Where are most points in a uniformly distributed high-dimensional ball? Should they be close to the middle (origin) or close its surface?
 A: As pointed out by @Xi'an, the OP's question is actually about a uniform distribution on the $n$-dimensional ball of radius $r$, the set of points at distance no more than $r$ from the center of the ball, and not about a uniform distribution on the $n$-dimensional hypersphere which is the surface of the ball (the set of points at distance exactly $r$ from the center). Note that it is being assumed that the joint density of the $n$ random variables has constant value $V^{-1}$ where $V$ is the volume of the ball. This is not the same as assuming that the distance of the random point is uniformly distributed on $[0,r]$ (or $[0,r)$ for those who do not want to include the surface of the hypersphere).

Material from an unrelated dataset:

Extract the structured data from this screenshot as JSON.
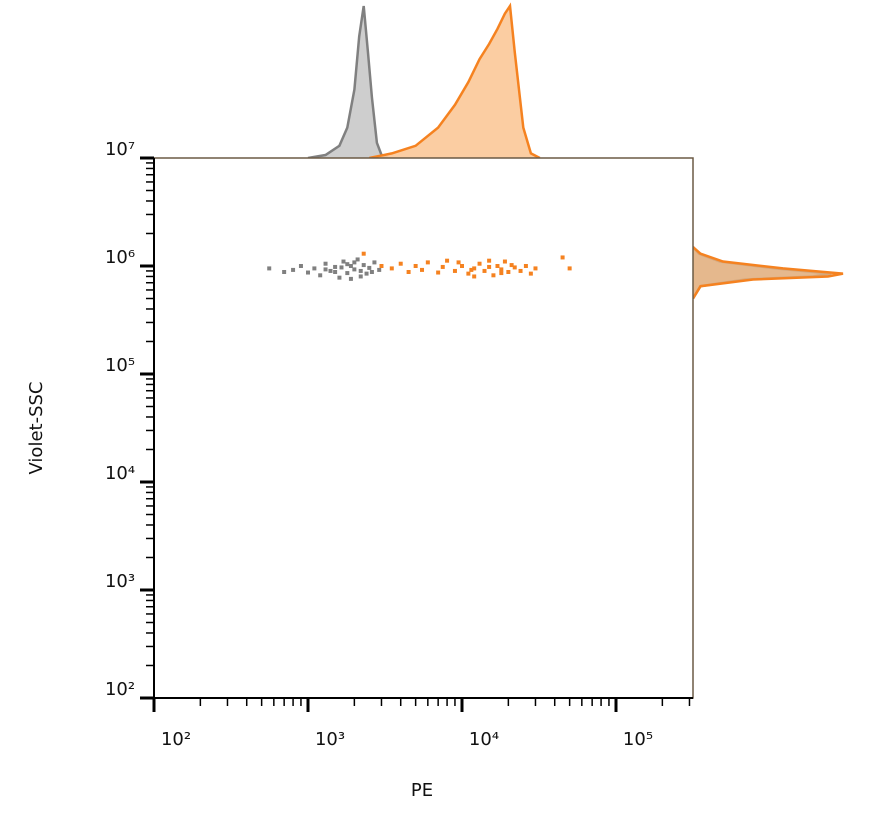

Almost the entire volume of a $n$-dimensional ball lies close to the surface. This is because $V$ is proportional to the $n$-th power of the radius of the ball, and $r^n$ is a very rapidly increasing function.  Even in $3$-space, $\frac 78 = 1 - \left(\frac 12\right)^3$th of the volume lies closer to the surface than to the origin, and this fraction gets closer and closer to $1$ as $n$ increases.  Turning the calculation  around, for a fixed proportion $\alpha$, say $\alpha=0.95$, $100\alpha\%$ of the volume lies in a shell of inner radius $\sqrt[n]{\alpha}r$ and outer radius $r$ and so $1-\sqrt[n]{\alpha}$, the relative thickness of the shell, decreases towards $0$ with increasing $n$ for any choice of $\alpha \in (0,1)$.